38

1.5K 195 10
                                    

"Enggak bisa apa kamu minggat?" Angkasa memutar kunci dan menurunkan knop pintu rumahnya. Ia bergegas masuk yang diikuti oleh Benayu. Laki-laki itu sejak tadi mengikutinya. Gara-gara itu, dia harus membatalkan janjinya dengan Mentari.

Ia melepaskan jaketnya dan langsung mendudukkan diri di sofa.

"Ada makanan enggak?"

"Kamu emang enggak tahu malu ya?"

"Haha. Tahu aja." Benayu melangkah ke kulkas Angkasa. Membukanya dan langsung mencari apa yang dia inginkan.

Mengenal bagaimana sifat Benayu, membuat Angkasa hanya diam. Percuma saja dia dihentikan, tidak akan berhasil. Benayu bukan orang egois sebenarnya, hanya saja kadang dia sangat menjengkelkan pada sesuatu yang dia seriuskan.

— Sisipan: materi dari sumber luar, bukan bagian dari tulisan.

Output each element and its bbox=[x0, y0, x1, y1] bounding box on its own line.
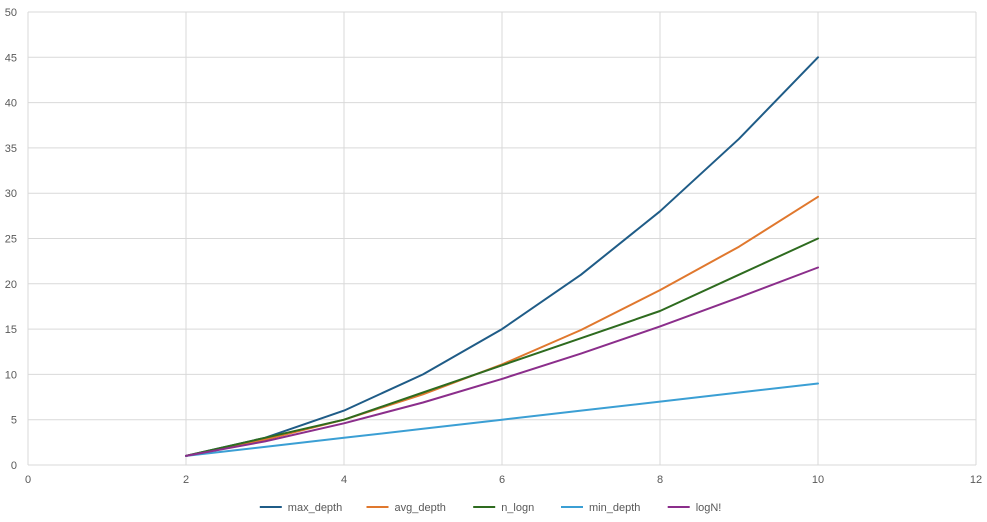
legend-item: n_logn bbox=[473, 502, 534, 514]
series-line-n-logn bbox=[185, 237, 819, 457]
series-line-max-depth bbox=[185, 56, 819, 457]
x-tick-label: 0 bbox=[25, 474, 31, 486]
legend-label: avg_depth bbox=[395, 502, 446, 514]
x-tick-label: 2 bbox=[183, 474, 189, 486]
y-tick-label: 25 bbox=[5, 234, 17, 246]
legend-label: max_depth bbox=[288, 502, 342, 514]
y-tick-label: 5 bbox=[11, 415, 17, 427]
series-lines bbox=[185, 56, 819, 457]
legend-item: max_depth bbox=[259, 502, 342, 514]
legend-item: logN! bbox=[667, 502, 722, 514]
series-line-logn- bbox=[185, 266, 819, 457]
y-tick-label: 40 bbox=[5, 98, 17, 110]
legend: max_depth avg_depth n_logn min_depth logN! bbox=[259, 502, 722, 514]
legend-item: avg_depth bbox=[366, 502, 446, 514]
x-tick-label: 8 bbox=[657, 474, 663, 486]
y-tick-label: 0 bbox=[11, 460, 17, 472]
y-tick-label: 15 bbox=[5, 324, 17, 336]
x-tick-label: 4 bbox=[341, 474, 347, 486]
x-tick-label: 10 bbox=[812, 474, 824, 486]
legend-label: min_depth bbox=[589, 502, 640, 514]
y-tick-label: 30 bbox=[5, 188, 17, 200]
x-tick-labels: 0 2 4 6 8 10 12 bbox=[25, 474, 982, 486]
y-tick-label: 50 bbox=[5, 7, 17, 19]
x-tick-label: 12 bbox=[970, 474, 982, 486]
legend-label: n_logn bbox=[501, 502, 534, 514]
y-tick-label: 10 bbox=[5, 369, 17, 381]
x-tick-label: 6 bbox=[499, 474, 505, 486]
y-tick-label: 45 bbox=[5, 52, 17, 64]
y-tick-label: 20 bbox=[5, 279, 17, 291]
y-tick-label: 35 bbox=[5, 143, 17, 155]
legend-item: min_depth bbox=[561, 502, 640, 514]
legend-label: logN! bbox=[696, 502, 722, 514]
y-tick-labels: 0 5 10 15 20 25 30 35 40 45 50 bbox=[5, 7, 17, 472]
series-line-min-depth bbox=[185, 382, 819, 457]
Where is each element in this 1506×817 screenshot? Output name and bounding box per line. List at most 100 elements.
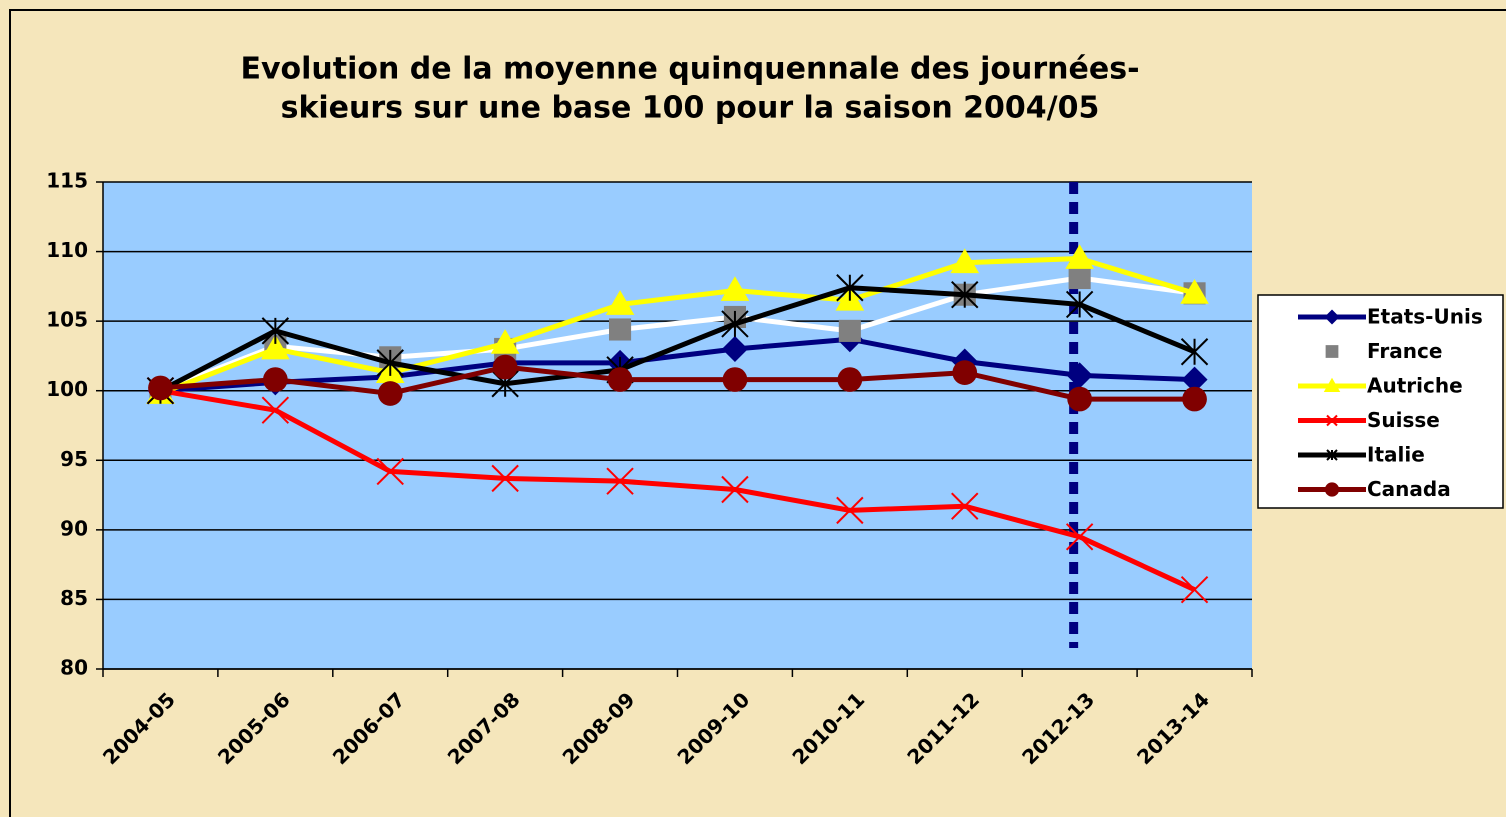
legend-label: Etats-Unis <box>1367 305 1483 329</box>
y-tick-label: 105 <box>46 308 88 332</box>
marker-shape <box>722 367 748 392</box>
marker-shape <box>605 290 635 315</box>
marker <box>376 349 404 377</box>
marker <box>836 496 864 525</box>
marker <box>377 381 403 406</box>
marker <box>951 280 979 309</box>
marker <box>721 335 748 362</box>
marker <box>490 329 520 354</box>
marker-shape <box>606 467 634 495</box>
marker-shape <box>490 329 520 354</box>
marker-shape <box>950 248 980 274</box>
series-line <box>159 256 1196 396</box>
marker-shape <box>261 396 290 424</box>
marker-shape <box>609 318 632 341</box>
marker-shape <box>1326 414 1338 427</box>
series-line <box>160 364 1195 402</box>
marker-shape <box>838 319 861 342</box>
series-line <box>159 275 1195 394</box>
marker-shape <box>1180 279 1209 304</box>
marker <box>1180 575 1209 604</box>
marker <box>951 492 979 520</box>
y-tick-label: 110 <box>46 238 88 262</box>
legend-label: Autriche <box>1367 374 1463 398</box>
marker <box>1181 366 1208 393</box>
marker <box>492 354 518 380</box>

"Jadi, gimana kamu bisa deket sama Mentari."

"Serius kamu nanya itu?"

Benayu mengangguk, dia melemparkan satu kaleng coca cola yang langsung ditangkap oleh Angkasa. "Ya itu alasan utama selain alasan pendukung kenapa saya ke sini."

Angkasa menggelengkan kepala. "Enggak deket."

"Awalnya." Benayu terkekeh, meneguk coca cola sedikit. "Tapi, sekarang? Saya pikir kamu kenal dia dari awal. Kamu tahu tentang dia, iya kan?" Dia masih mengingat kejadian di mana mereka makan bersama, dan Angkasa memesankan makanan untuk Mentari. Ketika dia yang memesankan, tidak sesuai dengan selera Mentari.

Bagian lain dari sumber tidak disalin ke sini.